Ouganda : la dette publique et la sécheresse étouffent la croissance

Le Fonds monétaire international vient de revoir à la baisse le taux prévisionnel de croissance de l'Ouganda, pour le situer à 3,5% cette année. Toutefois, l'institution reste confiante dans le potentiel des hydrocarbures et des projets d'infrastructure pour relancer l'économie à l'horizon 2021.
L'Ouganda table sur une production élevée dans le secteur des hydrocarbures pour pouvoir se dégager de la crise.
L'Ouganda table sur une production élevée dans le secteur des hydrocarbures pour pouvoir se dégager de la crise. (Crédits : DR)

Malgré la modeste performance des secteurs économiques de l'Ouganda, le Fonds monétaire international (FMI) reste confiant dans la volonté des décideurs à sortir de la crise actuelle. En effet, l'institution de Bretton Woods table sur une croissance économique entre 6% et 6,5% pour le pays d'ici 2021, renouant ainsi avec ses performances économiques des années 2000.

Plusieurs facteurs pourraient expliquer cette progression. Selon le FMI, les vastes chantiers d'infrastructure entamés par le gouvernement et une meilleure exploitation des champs pétroliers contribueraient à la relance économique dans le pays.

«Dès que les projets d'infrastructures seront plus ou moins achevés et que le pétrole commencera à couler, nous prévoyons une croissance de 6 à 6,5%», a déclaré au micro de l'agence Reuters, Clara Mira, représentante du FMI en Ouganda.

Au rang des projets en question, des centrales hydroélectriques, des autoroutes, un pipeline d'acheminement de pétrole, un vaste réseau de chemins de fer standard et une raffinerie.
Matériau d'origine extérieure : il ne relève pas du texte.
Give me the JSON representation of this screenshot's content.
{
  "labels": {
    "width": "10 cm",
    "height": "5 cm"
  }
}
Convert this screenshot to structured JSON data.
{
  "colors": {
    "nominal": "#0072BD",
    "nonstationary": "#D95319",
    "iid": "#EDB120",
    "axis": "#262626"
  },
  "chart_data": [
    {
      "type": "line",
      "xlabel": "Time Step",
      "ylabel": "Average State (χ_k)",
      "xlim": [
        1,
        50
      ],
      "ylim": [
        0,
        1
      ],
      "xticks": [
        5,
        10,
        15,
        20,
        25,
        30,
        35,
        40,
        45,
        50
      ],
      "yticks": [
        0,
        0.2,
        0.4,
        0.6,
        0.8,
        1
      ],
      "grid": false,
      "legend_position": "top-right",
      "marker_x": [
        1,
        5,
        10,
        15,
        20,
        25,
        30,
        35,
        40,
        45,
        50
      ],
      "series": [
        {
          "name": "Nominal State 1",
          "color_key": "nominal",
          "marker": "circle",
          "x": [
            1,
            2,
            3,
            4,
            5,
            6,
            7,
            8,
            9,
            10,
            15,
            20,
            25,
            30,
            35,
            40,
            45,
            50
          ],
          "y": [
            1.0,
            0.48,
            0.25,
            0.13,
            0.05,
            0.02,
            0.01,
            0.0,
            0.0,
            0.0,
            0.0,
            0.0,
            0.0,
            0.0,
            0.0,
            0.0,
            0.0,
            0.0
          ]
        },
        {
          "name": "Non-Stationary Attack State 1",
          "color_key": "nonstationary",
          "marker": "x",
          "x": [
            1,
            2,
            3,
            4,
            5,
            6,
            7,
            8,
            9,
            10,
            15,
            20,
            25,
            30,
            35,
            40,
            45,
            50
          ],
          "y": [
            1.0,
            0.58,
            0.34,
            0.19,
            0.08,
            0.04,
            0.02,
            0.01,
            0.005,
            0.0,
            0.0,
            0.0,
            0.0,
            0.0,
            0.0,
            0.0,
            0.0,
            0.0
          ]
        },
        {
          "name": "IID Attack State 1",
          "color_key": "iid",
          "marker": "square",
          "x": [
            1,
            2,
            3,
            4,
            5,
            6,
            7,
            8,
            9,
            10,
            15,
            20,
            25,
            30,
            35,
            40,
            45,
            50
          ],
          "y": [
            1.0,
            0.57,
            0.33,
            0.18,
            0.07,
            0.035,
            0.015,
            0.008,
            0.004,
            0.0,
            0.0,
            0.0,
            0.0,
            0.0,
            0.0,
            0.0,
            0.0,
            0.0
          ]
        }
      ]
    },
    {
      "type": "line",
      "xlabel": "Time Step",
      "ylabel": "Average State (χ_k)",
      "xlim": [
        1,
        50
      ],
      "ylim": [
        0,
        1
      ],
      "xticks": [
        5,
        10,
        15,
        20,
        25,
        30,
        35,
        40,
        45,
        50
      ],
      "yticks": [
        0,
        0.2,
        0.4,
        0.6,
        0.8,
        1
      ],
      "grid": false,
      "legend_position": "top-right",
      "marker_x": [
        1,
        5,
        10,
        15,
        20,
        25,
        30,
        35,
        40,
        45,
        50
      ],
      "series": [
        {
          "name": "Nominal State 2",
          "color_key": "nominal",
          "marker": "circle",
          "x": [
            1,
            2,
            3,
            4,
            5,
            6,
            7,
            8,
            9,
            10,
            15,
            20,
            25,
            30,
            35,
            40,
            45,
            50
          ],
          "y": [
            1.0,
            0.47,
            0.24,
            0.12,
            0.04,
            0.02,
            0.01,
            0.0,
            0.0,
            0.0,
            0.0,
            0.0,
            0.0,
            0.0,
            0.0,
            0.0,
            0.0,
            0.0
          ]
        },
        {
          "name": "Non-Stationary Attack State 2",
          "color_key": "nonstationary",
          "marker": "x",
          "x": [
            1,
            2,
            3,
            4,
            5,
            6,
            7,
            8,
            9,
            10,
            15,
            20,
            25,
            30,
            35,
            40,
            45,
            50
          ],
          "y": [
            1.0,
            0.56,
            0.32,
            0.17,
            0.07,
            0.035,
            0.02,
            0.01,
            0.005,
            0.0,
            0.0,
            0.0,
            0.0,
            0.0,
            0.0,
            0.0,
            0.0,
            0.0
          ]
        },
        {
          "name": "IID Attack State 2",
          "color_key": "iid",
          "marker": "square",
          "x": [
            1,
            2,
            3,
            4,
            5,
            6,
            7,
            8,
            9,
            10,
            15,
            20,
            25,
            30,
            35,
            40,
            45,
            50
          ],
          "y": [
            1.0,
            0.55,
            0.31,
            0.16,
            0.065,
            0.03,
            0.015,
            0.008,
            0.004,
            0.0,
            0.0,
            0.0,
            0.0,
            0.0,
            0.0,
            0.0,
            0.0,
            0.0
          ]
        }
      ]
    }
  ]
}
Toutefois, d'autres facteurs pourraient ralentir cette reprise, comme l'explique la représentante du FMI à Kampla. En effet, d'après Clara Mira, le ralentissement des IDE reste l'une des véritables entraves à la relance. Sur le plan politique, l'instabilité dans la région de l'Afrique de l'Est, particulièrement en RDC, en Somalie, au Burundi, et surtout au Sud-Soudan, laisse peu de marge à au développement du commerce, alors que ces pays représentent des marchés traditionnels des produits ougandais.

Un taux de croissance dans les limites de 3,5%

L'année fiscale en cours et qui prendra fin au moins de juin devait enregistrer des chiffres négatifs, selon le FMI. L'institution a en effet revu à la baisse les prévisions de croissance de l'Ouganda pour l'année 2016-2017, avec un qui ne devrait guère aller au-delà des 3,5%. Cette contre-performance s'explique surtout les effets néfastes de la sècheresse et le resserrement du crédit au secteur privé.

Par ailleurs, le FMI s'est aussi inquiété du niveau de la dette publique, composée en grande partie de prêts octroyés par la Chine.

«Nous sommes à un stade où les risques sont arrivés à un seuil inquiétant. Les risques de la viabilité de la dette», a averti Clara Mira.

Son département prévoit déjà une augmentation de la dette à 42,8% du PIB d'ici 2022 contre, 38,6% en 2017.